Occupancy methods propelled the quantitative study of species distributions forward by separating the observation process, or the imperfect detectability of species, from the ecological processes of interest governing species distributions. Occupancy studies come at a cost, however: the collection of additional data to account for nondetections at sites where the species is present. The most common occupancy designs (repeated-measures designs) require repeat visits to sites or the use of multiple observers or detection methods. Time-to-detection methods have been identified as a potentially efficient alternative, requiring only one visit to each site by a single observer. A comparison of time-to-detection methods to repeated-measures designs for visual encounter surveys would allow researchers to evaluate whether time-to-detection methods might be appropriate for their study system and can inform optimal survey design. We collected time-to-detection data during two different repeated-measures design occupancy surveys for four amphibians and compared the performance of time-to-detection methods to the other designs using the location (potential bias) and precision of posterior distributions for occurrence parameters. We further used results of time-to-detection surveys to optimize survey design. Time-to-detection methods performed best for species that are widespread and have high detection probabilities and rates, but performed less well for cryptic species with lower probability of occurrence or whose detection was strongly affected by survey conditions. In all cases, single surveys were most efficient in terms of person-hours expended, but under some conditions the survey duration required to achieve high detection probabilities would be prohibitively long for a single survey. Regardless of occupancy survey design, time-to-detection methods provide important information that can be used to optimize surveys, allowing researchers and resource managers to efficiently achieve monitoring and conservation goals. Collecting time-to-detection data while conducting repeated-measures occupancy surveys requires only small modifications to field methods but could have large benefits in terms of time spent surveying in the long term.

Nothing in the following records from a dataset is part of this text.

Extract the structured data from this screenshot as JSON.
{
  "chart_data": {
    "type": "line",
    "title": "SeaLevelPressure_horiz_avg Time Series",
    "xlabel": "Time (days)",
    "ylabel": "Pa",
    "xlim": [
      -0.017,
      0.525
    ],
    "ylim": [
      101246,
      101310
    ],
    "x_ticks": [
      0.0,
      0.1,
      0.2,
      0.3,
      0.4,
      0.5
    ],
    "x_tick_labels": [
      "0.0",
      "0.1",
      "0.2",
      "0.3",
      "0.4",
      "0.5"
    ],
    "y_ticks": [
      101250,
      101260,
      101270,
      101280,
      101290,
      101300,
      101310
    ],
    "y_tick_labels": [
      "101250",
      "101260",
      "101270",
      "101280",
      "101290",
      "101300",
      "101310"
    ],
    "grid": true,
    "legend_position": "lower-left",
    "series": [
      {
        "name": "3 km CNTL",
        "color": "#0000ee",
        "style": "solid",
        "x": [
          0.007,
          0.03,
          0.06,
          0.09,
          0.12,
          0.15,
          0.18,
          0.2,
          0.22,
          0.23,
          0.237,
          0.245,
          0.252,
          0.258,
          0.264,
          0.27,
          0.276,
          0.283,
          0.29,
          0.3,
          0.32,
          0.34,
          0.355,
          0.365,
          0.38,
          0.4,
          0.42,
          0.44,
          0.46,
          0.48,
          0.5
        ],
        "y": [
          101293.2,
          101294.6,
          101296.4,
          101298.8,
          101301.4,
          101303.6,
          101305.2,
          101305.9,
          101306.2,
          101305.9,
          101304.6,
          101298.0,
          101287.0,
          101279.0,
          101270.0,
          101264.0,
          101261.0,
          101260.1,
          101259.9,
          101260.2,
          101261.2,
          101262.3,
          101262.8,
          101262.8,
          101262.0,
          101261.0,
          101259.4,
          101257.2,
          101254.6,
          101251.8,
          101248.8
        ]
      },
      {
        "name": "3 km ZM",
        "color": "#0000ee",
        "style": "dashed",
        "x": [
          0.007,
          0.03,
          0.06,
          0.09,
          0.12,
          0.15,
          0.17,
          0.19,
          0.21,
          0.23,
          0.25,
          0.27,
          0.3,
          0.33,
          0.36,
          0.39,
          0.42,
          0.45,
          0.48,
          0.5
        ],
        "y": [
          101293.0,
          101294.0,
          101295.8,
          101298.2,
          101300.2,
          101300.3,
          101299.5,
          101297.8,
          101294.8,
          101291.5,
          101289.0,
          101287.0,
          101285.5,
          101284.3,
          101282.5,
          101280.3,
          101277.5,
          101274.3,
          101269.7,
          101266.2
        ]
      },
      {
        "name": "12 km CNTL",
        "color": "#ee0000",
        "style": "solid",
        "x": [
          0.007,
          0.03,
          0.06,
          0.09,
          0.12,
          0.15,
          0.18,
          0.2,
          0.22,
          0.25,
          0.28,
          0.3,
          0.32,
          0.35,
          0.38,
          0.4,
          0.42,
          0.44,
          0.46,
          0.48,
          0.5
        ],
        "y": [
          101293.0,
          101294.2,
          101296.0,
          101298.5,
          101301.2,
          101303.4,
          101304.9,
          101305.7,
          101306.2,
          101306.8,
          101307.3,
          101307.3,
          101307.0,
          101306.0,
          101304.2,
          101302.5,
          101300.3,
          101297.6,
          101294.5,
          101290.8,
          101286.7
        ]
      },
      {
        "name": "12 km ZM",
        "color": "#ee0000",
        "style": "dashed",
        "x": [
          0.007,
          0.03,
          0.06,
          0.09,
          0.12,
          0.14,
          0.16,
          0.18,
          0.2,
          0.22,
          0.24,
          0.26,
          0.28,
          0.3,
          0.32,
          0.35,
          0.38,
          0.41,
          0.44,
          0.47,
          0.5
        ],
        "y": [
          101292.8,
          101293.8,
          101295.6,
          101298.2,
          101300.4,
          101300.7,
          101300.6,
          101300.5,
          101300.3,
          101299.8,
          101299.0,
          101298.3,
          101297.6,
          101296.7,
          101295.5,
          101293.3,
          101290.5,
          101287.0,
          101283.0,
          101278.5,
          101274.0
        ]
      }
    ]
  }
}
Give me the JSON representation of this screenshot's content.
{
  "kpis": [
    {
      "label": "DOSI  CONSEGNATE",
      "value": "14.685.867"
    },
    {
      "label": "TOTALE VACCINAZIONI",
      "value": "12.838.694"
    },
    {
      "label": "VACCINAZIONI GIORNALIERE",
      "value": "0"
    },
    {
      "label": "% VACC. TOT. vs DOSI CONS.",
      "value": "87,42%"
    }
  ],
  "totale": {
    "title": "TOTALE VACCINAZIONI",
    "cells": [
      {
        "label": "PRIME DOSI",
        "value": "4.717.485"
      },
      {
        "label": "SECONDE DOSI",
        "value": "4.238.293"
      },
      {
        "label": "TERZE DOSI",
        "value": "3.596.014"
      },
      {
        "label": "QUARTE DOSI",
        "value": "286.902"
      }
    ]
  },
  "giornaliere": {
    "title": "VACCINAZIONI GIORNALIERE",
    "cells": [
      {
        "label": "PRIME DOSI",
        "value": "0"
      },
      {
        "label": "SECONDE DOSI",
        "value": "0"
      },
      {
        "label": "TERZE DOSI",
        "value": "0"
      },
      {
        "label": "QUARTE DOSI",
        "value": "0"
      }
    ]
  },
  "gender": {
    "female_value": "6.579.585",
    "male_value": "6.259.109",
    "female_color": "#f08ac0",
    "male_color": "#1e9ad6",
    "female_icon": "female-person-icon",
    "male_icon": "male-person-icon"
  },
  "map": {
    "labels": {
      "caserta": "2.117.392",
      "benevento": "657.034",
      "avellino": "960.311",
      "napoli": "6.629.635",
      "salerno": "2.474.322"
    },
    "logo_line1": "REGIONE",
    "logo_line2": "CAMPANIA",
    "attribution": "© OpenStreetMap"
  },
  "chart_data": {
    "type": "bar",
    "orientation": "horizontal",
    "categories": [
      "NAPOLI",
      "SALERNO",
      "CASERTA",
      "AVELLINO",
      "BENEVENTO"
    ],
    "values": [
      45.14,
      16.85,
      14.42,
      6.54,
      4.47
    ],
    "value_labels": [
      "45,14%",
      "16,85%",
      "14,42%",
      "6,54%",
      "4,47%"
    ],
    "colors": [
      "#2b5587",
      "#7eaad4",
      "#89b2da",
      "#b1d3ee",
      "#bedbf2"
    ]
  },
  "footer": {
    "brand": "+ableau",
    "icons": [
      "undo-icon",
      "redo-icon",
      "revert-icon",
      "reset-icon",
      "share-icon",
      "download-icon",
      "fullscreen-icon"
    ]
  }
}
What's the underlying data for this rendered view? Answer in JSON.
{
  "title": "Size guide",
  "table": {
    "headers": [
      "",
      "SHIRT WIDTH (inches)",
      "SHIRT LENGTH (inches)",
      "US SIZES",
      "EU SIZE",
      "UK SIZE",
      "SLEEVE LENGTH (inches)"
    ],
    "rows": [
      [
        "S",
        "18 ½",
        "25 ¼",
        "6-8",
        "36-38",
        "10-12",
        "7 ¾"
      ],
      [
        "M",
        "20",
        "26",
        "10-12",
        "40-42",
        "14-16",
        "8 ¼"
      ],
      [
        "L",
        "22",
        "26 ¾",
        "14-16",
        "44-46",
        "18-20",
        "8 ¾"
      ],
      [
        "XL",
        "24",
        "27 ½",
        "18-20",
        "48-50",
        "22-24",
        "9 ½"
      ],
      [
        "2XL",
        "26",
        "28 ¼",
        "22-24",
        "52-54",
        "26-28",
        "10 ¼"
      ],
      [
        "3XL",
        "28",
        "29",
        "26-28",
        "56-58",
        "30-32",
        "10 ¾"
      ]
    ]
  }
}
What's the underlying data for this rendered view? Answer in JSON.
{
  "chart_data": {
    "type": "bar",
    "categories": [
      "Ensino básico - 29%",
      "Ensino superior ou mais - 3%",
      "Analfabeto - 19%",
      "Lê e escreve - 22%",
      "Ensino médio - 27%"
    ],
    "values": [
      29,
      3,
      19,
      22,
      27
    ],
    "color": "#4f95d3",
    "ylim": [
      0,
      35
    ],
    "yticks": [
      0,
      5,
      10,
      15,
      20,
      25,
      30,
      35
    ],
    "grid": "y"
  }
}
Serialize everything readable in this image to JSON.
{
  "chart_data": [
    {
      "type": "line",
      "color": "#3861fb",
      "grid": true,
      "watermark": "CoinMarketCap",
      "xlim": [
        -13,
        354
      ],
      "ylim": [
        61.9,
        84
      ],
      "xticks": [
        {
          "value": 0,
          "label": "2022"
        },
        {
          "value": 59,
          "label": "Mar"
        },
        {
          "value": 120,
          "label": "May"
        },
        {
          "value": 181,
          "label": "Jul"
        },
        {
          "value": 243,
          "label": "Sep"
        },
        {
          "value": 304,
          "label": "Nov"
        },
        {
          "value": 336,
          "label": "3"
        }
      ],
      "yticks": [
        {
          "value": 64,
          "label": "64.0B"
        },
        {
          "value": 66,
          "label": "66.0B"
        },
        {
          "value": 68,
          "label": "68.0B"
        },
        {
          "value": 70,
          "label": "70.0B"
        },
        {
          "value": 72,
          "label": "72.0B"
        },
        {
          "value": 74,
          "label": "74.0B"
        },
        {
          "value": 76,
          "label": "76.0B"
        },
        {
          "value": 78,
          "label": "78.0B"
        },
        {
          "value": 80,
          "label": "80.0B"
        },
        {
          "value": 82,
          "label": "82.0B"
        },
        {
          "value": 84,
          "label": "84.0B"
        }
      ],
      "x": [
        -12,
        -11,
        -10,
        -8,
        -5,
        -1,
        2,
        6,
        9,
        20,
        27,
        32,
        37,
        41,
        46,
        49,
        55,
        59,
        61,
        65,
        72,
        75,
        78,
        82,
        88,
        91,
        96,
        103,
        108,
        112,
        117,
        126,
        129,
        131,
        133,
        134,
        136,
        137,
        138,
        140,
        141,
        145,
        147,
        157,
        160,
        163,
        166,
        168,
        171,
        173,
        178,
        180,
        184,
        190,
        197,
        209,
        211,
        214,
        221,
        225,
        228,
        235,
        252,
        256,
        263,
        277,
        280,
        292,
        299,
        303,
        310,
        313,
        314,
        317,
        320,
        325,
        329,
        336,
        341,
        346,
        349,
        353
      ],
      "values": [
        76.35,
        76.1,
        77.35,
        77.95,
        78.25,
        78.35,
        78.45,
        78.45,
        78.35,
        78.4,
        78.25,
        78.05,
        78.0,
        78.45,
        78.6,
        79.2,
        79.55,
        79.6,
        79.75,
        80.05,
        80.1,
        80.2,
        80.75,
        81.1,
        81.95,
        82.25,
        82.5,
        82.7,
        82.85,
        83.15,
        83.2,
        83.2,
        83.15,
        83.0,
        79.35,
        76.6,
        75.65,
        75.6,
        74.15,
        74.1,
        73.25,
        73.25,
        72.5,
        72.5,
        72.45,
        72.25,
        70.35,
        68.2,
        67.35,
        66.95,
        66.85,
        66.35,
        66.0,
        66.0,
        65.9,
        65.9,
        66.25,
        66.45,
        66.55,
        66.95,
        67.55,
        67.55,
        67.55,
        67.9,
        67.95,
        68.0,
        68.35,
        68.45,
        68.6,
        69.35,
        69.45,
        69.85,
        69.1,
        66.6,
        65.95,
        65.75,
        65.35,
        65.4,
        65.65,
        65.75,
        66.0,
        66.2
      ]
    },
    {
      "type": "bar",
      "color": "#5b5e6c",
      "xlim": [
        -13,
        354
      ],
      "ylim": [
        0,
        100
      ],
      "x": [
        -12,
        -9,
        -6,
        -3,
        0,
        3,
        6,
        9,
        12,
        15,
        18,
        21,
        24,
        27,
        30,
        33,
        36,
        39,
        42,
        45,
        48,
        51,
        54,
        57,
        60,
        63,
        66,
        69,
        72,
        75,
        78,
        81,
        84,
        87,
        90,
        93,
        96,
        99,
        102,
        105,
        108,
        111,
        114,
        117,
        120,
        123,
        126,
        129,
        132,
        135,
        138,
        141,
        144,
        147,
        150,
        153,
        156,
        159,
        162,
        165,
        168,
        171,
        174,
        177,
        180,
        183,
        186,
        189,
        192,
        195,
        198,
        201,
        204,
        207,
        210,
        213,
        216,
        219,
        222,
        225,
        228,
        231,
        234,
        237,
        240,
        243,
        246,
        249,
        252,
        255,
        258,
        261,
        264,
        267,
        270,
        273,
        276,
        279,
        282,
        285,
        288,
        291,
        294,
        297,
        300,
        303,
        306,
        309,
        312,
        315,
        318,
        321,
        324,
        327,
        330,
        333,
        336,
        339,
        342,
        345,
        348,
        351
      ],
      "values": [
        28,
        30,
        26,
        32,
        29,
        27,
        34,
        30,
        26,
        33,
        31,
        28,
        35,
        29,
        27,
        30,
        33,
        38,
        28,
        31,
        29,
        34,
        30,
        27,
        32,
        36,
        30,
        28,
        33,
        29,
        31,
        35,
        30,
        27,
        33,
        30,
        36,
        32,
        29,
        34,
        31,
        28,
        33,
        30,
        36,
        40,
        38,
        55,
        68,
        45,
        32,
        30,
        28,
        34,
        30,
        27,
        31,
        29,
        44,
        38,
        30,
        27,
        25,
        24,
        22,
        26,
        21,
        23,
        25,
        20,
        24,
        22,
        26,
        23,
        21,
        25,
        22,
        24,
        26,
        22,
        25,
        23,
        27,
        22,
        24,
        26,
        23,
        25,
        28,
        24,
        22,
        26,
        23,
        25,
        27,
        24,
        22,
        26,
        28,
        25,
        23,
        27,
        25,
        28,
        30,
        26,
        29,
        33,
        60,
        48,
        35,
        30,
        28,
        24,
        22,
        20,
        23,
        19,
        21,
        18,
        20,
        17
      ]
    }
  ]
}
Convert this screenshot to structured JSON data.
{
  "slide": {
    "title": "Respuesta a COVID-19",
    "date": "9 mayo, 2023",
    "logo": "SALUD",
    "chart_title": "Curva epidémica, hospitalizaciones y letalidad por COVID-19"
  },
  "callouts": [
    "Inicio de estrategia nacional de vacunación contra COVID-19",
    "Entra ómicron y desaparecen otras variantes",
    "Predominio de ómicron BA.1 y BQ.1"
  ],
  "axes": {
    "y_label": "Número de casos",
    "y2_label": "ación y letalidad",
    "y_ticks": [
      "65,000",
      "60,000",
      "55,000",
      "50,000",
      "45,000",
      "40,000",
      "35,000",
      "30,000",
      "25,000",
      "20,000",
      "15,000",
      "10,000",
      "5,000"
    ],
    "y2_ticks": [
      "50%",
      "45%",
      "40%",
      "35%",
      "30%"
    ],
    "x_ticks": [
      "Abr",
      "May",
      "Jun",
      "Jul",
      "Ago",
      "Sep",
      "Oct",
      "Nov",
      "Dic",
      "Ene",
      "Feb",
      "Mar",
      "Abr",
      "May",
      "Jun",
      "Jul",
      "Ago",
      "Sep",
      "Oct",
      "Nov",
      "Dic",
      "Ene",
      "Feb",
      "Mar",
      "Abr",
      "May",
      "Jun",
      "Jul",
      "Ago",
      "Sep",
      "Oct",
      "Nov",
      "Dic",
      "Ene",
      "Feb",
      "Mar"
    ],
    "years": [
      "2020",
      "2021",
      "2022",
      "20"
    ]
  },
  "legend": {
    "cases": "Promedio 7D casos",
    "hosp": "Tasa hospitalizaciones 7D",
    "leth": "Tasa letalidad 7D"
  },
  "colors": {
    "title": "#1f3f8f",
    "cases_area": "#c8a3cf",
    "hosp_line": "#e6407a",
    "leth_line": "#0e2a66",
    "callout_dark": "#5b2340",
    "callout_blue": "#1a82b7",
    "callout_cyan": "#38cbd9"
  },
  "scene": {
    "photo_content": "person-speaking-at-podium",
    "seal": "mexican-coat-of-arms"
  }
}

占据方法通过将观测过程(即物种的不完全可检测性)与控制物种分布的生态过程分开,推动了物种分布的定量研究。然而,占据研究需要付出代价:需要收集额外的数据来解释在存在物种的地点的未检测到的情况。最常见的占据设计(重复测量设计)需要重复访问地点或使用多个观察者或检测方法。检测时间方法已被确定为一种潜在有效的替代方法,仅需要单个观察者对每个地点进行一次访问。将检测时间方法与视觉遭遇调查的重复测量设计进行比较,可以让研究人员评估检测时间方法是否适合他们的研究系统,并可以为最佳调查设计提供信息。我们在两个不同的两栖动物重复测量设计占据调查中收集了检测时间数据,并使用位置(潜在偏差)和出现参数后验分布的精度,比较了检测时间方法与其他设计的性能。我们进一步使用检测时间调查的结果来优化调查设计。检测时间方法在广泛分布且具有高检测概率和速率的物种中表现最佳,但在发生概率较低或检测受调查条件强烈影响的隐蔽物种中表现较差。在所有情况下,单次调查在人力消耗方面效率最高,但在某些条件下,为了达到高检测概率所需的调查持续时间可能会对单次调查造成严重影响。无论采用哪种占据调查设计,检测时间方法都提供了重要的信息,可以用于优化调查,使研究人员和资源管理人员能够高效地实现监测和保护目标。在进行重复测量占据调查时收集检测时间数据只需要对野外方法进行微小的修改,但从长远来看,在调查时间方面可能会带来很大的好处。